The familiar elements are all there—from the emphasis on an extraordinary person to the deliberate differentiation between the “good” Lee and her parents who brought her to the United States.
The narrative didn’t even work back then. The DREAM Act died in the Senate, with five of Durbin’s fellow Democrats voting against him.
That should have been enough to show that the “good immigrant” narrative was a failure. Even Lee, who is now a U.S. citizen, rejects it. “That narrative has changed,” she said in an interview with Splinter last year. “Now it’s about keeping families together.”
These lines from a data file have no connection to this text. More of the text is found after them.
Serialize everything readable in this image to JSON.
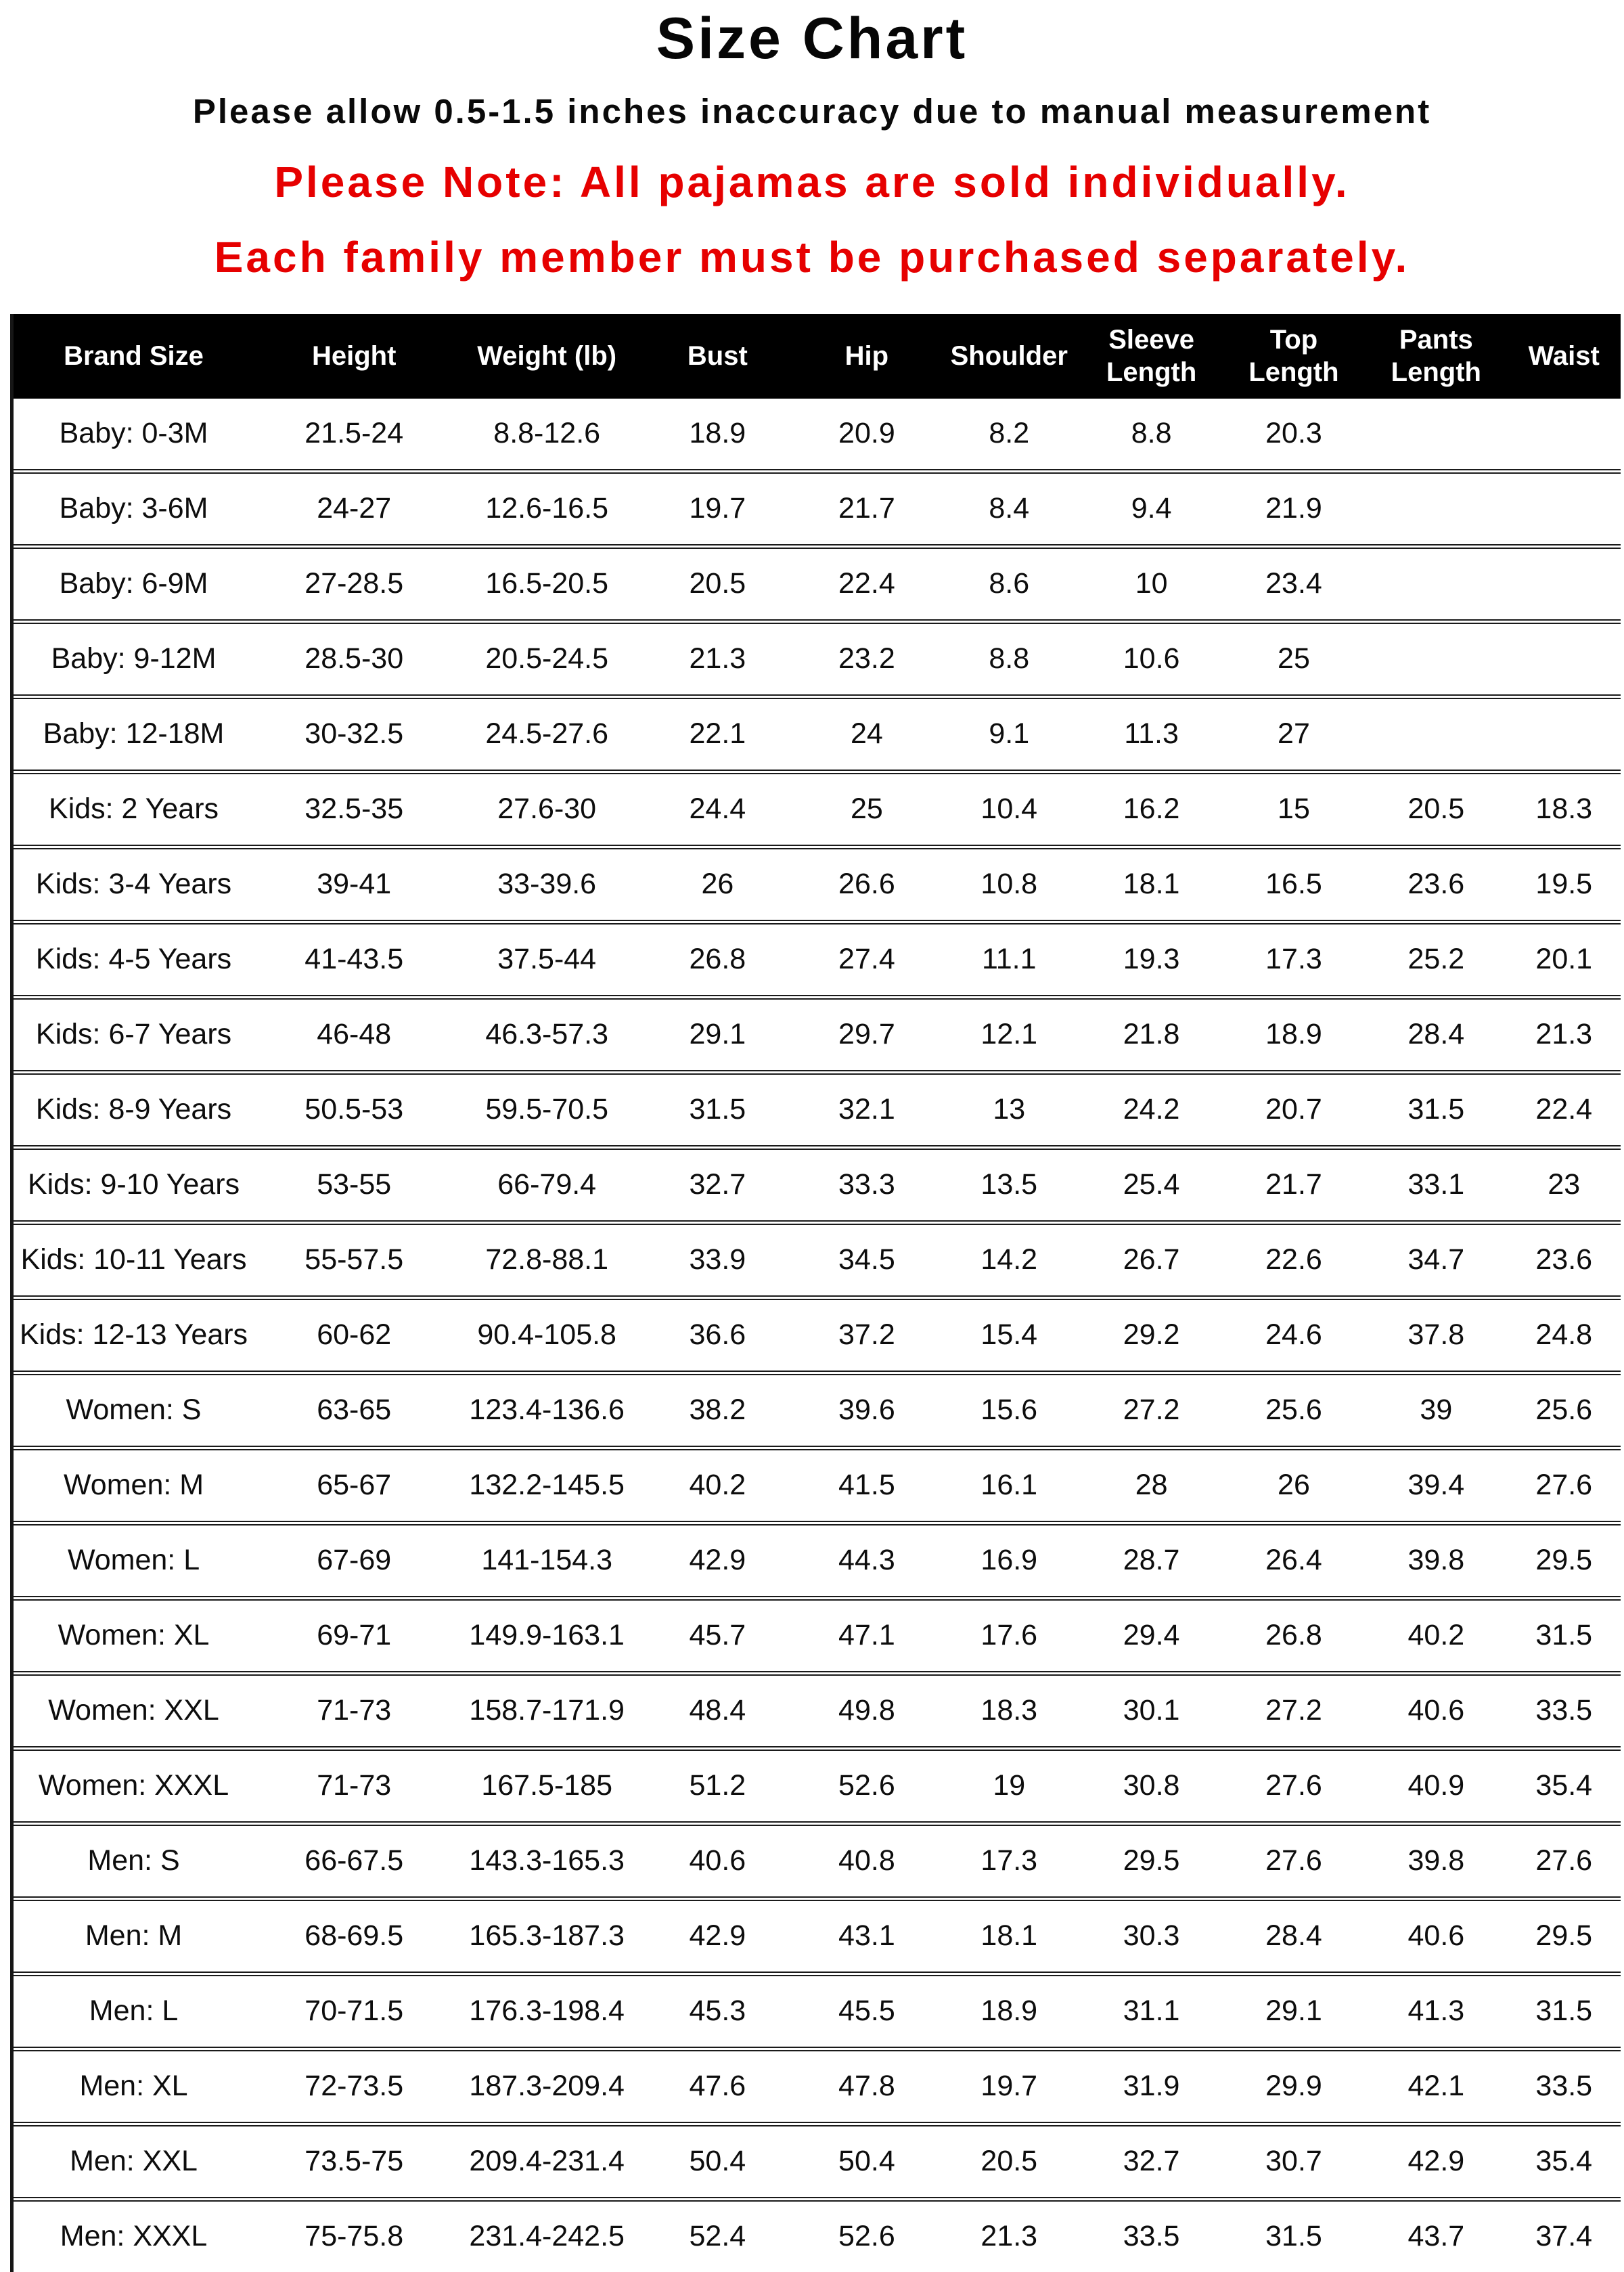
{
  "page": {
    "title": "Size Chart",
    "subtitle": "Please allow 0.5-1.5 inches inaccuracy due to manual measurement",
    "note_line1": "Please Note: All pajamas are sold individually.",
    "note_line2": "Each family member must be purchased separately.",
    "note_color": "#e60000",
    "header_bg": "#000000",
    "header_text_color": "#ffffff"
  },
  "table": {
    "columns": [
      "Brand Size",
      "Height",
      "Weight (lb)",
      "Bust",
      "Hip",
      "Shoulder",
      "Sleeve Length",
      "Top Length",
      "Pants Length",
      "Waist"
    ],
    "rows": [
      [
        "Baby: 0-3M",
        "21.5-24",
        "8.8-12.6",
        "18.9",
        "20.9",
        "8.2",
        "8.8",
        "20.3",
        "",
        ""
      ],
      [
        "Baby: 3-6M",
        "24-27",
        "12.6-16.5",
        "19.7",
        "21.7",
        "8.4",
        "9.4",
        "21.9",
        "",
        ""
      ],
      [
        "Baby: 6-9M",
        "27-28.5",
        "16.5-20.5",
        "20.5",
        "22.4",
        "8.6",
        "10",
        "23.4",
        "",
        ""
      ],
      [
        "Baby: 9-12M",
        "28.5-30",
        "20.5-24.5",
        "21.3",
        "23.2",
        "8.8",
        "10.6",
        "25",
        "",
        ""
      ],
      [
        "Baby: 12-18M",
        "30-32.5",
        "24.5-27.6",
        "22.1",
        "24",
        "9.1",
        "11.3",
        "27",
        "",
        ""
      ],
      [
        "Kids: 2 Years",
        "32.5-35",
        "27.6-30",
        "24.4",
        "25",
        "10.4",
        "16.2",
        "15",
        "20.5",
        "18.3"
      ],
      [
        "Kids: 3-4 Years",
        "39-41",
        "33-39.6",
        "26",
        "26.6",
        "10.8",
        "18.1",
        "16.5",
        "23.6",
        "19.5"
      ],
      [
        "Kids: 4-5 Years",
        "41-43.5",
        "37.5-44",
        "26.8",
        "27.4",
        "11.1",
        "19.3",
        "17.3",
        "25.2",
        "20.1"
      ],
      [
        "Kids: 6-7 Years",
        "46-48",
        "46.3-57.3",
        "29.1",
        "29.7",
        "12.1",
        "21.8",
        "18.9",
        "28.4",
        "21.3"
      ],
      [
        "Kids: 8-9 Years",
        "50.5-53",
        "59.5-70.5",
        "31.5",
        "32.1",
        "13",
        "24.2",
        "20.7",
        "31.5",
        "22.4"
      ],
      [
        "Kids: 9-10 Years",
        "53-55",
        "66-79.4",
        "32.7",
        "33.3",
        "13.5",
        "25.4",
        "21.7",
        "33.1",
        "23"
      ],
      [
        "Kids: 10-11 Years",
        "55-57.5",
        "72.8-88.1",
        "33.9",
        "34.5",
        "14.2",
        "26.7",
        "22.6",
        "34.7",
        "23.6"
      ],
      [
        "Kids: 12-13 Years",
        "60-62",
        "90.4-105.8",
        "36.6",
        "37.2",
        "15.4",
        "29.2",
        "24.6",
        "37.8",
        "24.8"
      ],
      [
        "Women: S",
        "63-65",
        "123.4-136.6",
        "38.2",
        "39.6",
        "15.6",
        "27.2",
        "25.6",
        "39",
        "25.6"
      ],
      [
        "Women: M",
        "65-67",
        "132.2-145.5",
        "40.2",
        "41.5",
        "16.1",
        "28",
        "26",
        "39.4",
        "27.6"
      ],
      [
        "Women: L",
        "67-69",
        "141-154.3",
        "42.9",
        "44.3",
        "16.9",
        "28.7",
        "26.4",
        "39.8",
        "29.5"
      ],
      [
        "Women: XL",
        "69-71",
        "149.9-163.1",
        "45.7",
        "47.1",
        "17.6",
        "29.4",
        "26.8",
        "40.2",
        "31.5"
      ],
      [
        "Women: XXL",
        "71-73",
        "158.7-171.9",
        "48.4",
        "49.8",
        "18.3",
        "30.1",
        "27.2",
        "40.6",
        "33.5"
      ],
      [
        "Women: XXXL",
        "71-73",
        "167.5-185",
        "51.2",
        "52.6",
        "19",
        "30.8",
        "27.6",
        "40.9",
        "35.4"
      ],
      [
        "Men: S",
        "66-67.5",
        "143.3-165.3",
        "40.6",
        "40.8",
        "17.3",
        "29.5",
        "27.6",
        "39.8",
        "27.6"
      ],
      [
        "Men: M",
        "68-69.5",
        "165.3-187.3",
        "42.9",
        "43.1",
        "18.1",
        "30.3",
        "28.4",
        "40.6",
        "29.5"
      ],
      [
        "Men: L",
        "70-71.5",
        "176.3-198.4",
        "45.3",
        "45.5",
        "18.9",
        "31.1",
        "29.1",
        "41.3",
        "31.5"
      ],
      [
        "Men: XL",
        "72-73.5",
        "187.3-209.4",
        "47.6",
        "47.8",
        "19.7",
        "31.9",
        "29.9",
        "42.1",
        "33.5"
      ],
      [
        "Men: XXL",
        "73.5-75",
        "209.4-231.4",
        "50.4",
        "50.4",
        "20.5",
        "32.7",
        "30.7",
        "42.9",
        "35.4"
      ],
      [
        "Men: XXXL",
        "75-75.8",
        "231.4-242.5",
        "52.4",
        "52.6",
        "21.3",
        "33.5",
        "31.5",
        "43.7",
        "37.4"
      ]
    ]
  }
}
Lee has also joined in with the immigrant rights movement’s increasingly muscular tactics. She was arrested last December for blocking an entrance to Senator Chuck Schumer’s office last year. She was calling on Schumer to pledge to vote no on a spending bill that didn’t include a DREAM Act, and to pass a a “clean DREAM Act” that didn’t fund a border wall or increase immigration enforcement for people without DACA.
Durbin, though, has not caught up with his onetime poster child, even as the far-right seizes control of immigration policy and the situation for immigrants—both documented and undocumented—grows more and more dire.
We have an even longer fight ahead of us for broader immigration reform, Which means Durbin and other elected officials have to get their shit together and stop touting the incredible immigrant story.
The DREAM Act will give an estimated 1.5 million young immigrants permanent residency status. The Trump administration’s immigration proposal would cover around 1.8 million people in exchange for $25 billion for a border wall. But there are an estimated 11 million undocumented immigrants in the U.S. They need help too.
What is Durbin going to do to fight for them—especially after spending years only picking out the people he believes to be the best among them? It’s only when he and his fellow Democrats start advocating for all immigrants and stop fueling the myth that some are “better” than others that we’ll make any real progress.